Saturday, December 17, 2016

Mediaset, Vivendi buys to sit at the table. But the company’s reply: “there is no negotiation” – The Republic

the MILAN does Not stop the fight in rounds of actions between Mediaset and Vivendi. After a week of purchases on the Stock exchange, the protagonists go through to the words. “This is a hostile takeover, not only from our point of view, but also from the point of view of the policy. And under this point of view has made us much pleasure to feel supported by the institutions, because it is understood that there is substance, there is in the game only the Italian style and the Italian National anthem, but also the national interest”, said the president of Mediaset, Fedele Confalonieri, at a meeting of the Confindustria Piacenza, regarding the rounding-up of shares by Viv endi.

In the opinion of Confalonieri, “then when you do a hostile takeover, having bought the 20%, after that you lowered the title, because in the end the title was lowered from four euro to less than two-and-a-half, and you’ve raked up. Well, all this is now rightly in the hands of the judiciary, control bodies that will do their duty.” However, he added, “in commenting on these things you need to be very cautious because they are, to put it in English, price-sensitive, the risk of making a mess with the bag if you say the wrong things. I read I an interview with the ‘Corriere della Sera’, the facts are that we had a contract and could not have respected.
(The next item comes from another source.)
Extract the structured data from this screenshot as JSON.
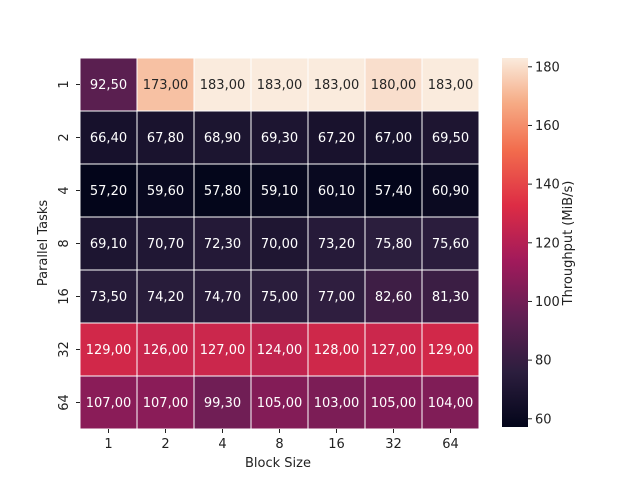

Now to say that that contract was wrong is absurd, wrong about what? They have done their due diligence then they had to realize if there were things that were not. Then he concluded, ” the excuse to say ‘we were cheated’, or to say something that very much resembles, is a pretext really come from thin air”.

In the interview of Arnaud de Puyfontaine, chief executive of Vivendi, which launched the accusations. “Fininvest and Mediaset have made us the cause for having broken the agreement on the Premium. But we pulled back because we discovered that it has signed an agreement different from what we had been told. We tried to find an alternative arrangement. Instead we have offended and abused publicly. We are not masochists. We have reacted to overcome the impasse”.

“The 20% makes us the second member with a voice in the chapter to find a good result on Premium – continues the manager – The ultimate goal is to arrive at a’ covenant to create a media company of european dimensions in the world, with an approach to Latin and content of great quality, able to compete with giants like Amazon Prime and Netflix. We have an interest in the long term, we want to be industrial partners. It is a project that we believe in very much.”

As for the possibility that Vivendi will launch a public tender offer, the ceo responds “I Cannot comment” and the amount of money spent for the 20% of Mediaset said: “we will let you know soon officially to the authorities, it is about 800 million euros”. In reference to the meetings of yesterday on the matter Mediaset de Puyfontaine says she has seen the minister of Development Carlo Calenda, in which “I expressed our strategic vision”, and Pier Silvio Berlusconi.

In the afternoon came, however, the official note of Mediaset, which “wishes to underline that there is not an appointment,” and attacks the Ceo of Vivendi: “The serious allegations of Arnaud De Puyfontaine will find adequate replication in locations more appropriate. In the meeting yesterday, requested by Vivendi, the company has reaffirmed its positions, taking into account that it is his duty to protect the interests of the company and all its shareholders, not only of the person who holds the 20% of the shares”. Among the “serious allegations” deemed detrimental to the good name of the company there would also be the definition of a given Premium, the pay tv del Biscione: “it is as if we were invited to dinner at a three-star restaurant and then we met again in a Mcdonald’s”.

At the time, after the descent in the field of the government and the Nra, Fininvest, he is silent, and on the front operating not going to waste resources on operations noise, however, very expensive, but of reinforcing the control of the group television. The hypothesis is that the acquisition of treasury shares on the part of Mediaset, which already has a mandate from the general assembly, but the problem is legal, as the operation may be considered as a ‘concert’ with the 5% already purchased in the year by Fininvest, and then trigger the obligation of the Opa, which does not want any.